Aunque habían sido iguales en muchos aspectos. Por ejemplo en sus sentimientos hacia el matrimonio y la familia. Sin embargo, a Laura le encantaba el bullicio de la ciudad y Paula era una chica de campo.


—¿Y qué significa eso?


—Que lo que es bueno en unas circunstancias, no lo es en otras. Sé que piensas que el dinero es un factor decisivo; pero no lo es. Por ejemplo, German dejó una carrera muy exitosa y decidió montar su propio negocio para poder pasar más tiempo con Laura. Y ella se cambió a una empresa más pequeña para tener más tiempo libre. Eran felices. Yo voy a montar mi negocio —continuó ella señalando al granero—. Voy a convertir ese granero en la tienda de antigüedades de la que te hablé. Y voy a quedarme aquí donde soy feliz y a criar aquí a mi hijo. Quizás no me haga rica, pero tendré éxito porque me levantaré feliz cada mañana.


Paula lo estaba mirando fijamente cuando él apartó los ojos de granero. Nunca la había visto tan entusiasmada. Aquello realmente le importaba.


—Siempre he considerado a German un hombre de mucho éxito —continuó ella— porque le gustaba lo que hacía y porque era feliz con mi hermana. Eso es el éxito, Pedro. Sin embargo, tu familia pensaba que era un fracasado. ¿Y tú, Pedro? ¿Eres feliz?


¿Feliz? Pedro se quedó mirándola; aquella vez no tenía respuesta. Aparentemente, la felicidad era un concepto al que no estaba acostumbrado. Aunque infeliz tampoco era. 


Se encogió de hombros.


—Me imagino que la felicidad es una de las medidas para el éxito — aventuró él. 


Paula meneó la cabeza.


—No. Para mí, es la única medida. Por eso no quiero tu dinero. Si acepto aunque sólo sea un céntimo, pensarás que tienes derecho a decirme cómo debo educar a mi hijo. Sé que German tuvo una infancia desgraciada. No sé lo que tú sentirás al respecto; pero a mí eso me duele mucho.


Pedro no pensaba hablarle de sus sentimientos. Ya tenía demasiado poder sobre él; aunque ella no se diera cuenta.


Hasta le costaba pensar en su presencia.


Siempre había dicho que si hubiera sabido lo inexperta que era la noche que casi la seduce, nunca la habría tocado. Se había consolado con eso durante años. Pero ahora no estaba tan seguro. Y aquella conclusión le daba miedo porque significaba que no se conocía a sí mismo.

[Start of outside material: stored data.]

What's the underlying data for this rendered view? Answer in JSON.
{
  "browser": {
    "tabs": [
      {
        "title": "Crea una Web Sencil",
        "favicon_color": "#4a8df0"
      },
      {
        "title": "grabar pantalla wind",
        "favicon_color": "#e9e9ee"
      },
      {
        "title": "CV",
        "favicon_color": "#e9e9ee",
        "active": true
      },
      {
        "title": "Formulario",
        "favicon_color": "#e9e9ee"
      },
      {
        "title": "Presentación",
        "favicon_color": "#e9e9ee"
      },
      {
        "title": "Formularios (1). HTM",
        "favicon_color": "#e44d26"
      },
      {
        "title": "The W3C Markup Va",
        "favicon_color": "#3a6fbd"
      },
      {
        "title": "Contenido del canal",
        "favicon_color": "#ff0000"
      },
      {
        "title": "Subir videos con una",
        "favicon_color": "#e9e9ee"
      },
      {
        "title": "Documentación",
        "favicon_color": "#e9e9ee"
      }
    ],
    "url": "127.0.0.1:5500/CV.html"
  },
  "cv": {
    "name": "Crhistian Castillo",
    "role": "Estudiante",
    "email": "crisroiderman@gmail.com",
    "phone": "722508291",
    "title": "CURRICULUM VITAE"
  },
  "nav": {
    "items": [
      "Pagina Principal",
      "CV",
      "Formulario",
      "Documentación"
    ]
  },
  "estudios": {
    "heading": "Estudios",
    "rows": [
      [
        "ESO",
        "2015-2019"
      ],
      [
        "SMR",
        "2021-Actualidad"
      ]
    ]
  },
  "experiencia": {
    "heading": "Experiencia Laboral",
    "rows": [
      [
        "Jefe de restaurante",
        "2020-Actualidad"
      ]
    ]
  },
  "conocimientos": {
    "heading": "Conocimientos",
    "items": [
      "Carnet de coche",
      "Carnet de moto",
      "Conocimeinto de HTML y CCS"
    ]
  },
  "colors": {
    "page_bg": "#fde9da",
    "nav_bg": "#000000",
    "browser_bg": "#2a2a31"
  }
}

Estaba a punto de asegurarle a Paula que lo único que quería era que aceptara su dinero; pero enseguida se dio cuenta de que eso nunca sería suficiente. Aunque él no era muy paternal, no podía alejarse de la vida de aquel niño.


Pero no podía formar parte de su vida sin la cooperación de ella. Y ella lo odiaba, lo cual significaba que tenía que trazar un plan. Hacerla cambiar de opinión. Y él no era una persona a la que se le dieran mal las mujeres.


—¿Al menos pensarás lo de la cuenta bancaria?


—¿No te das cuenta de que no es el dinero, Pedro? Es de donde proviene; no quiero pasarme los próximos dieciocho o veinte años peleándome contigo sobre la educación de mi hijo.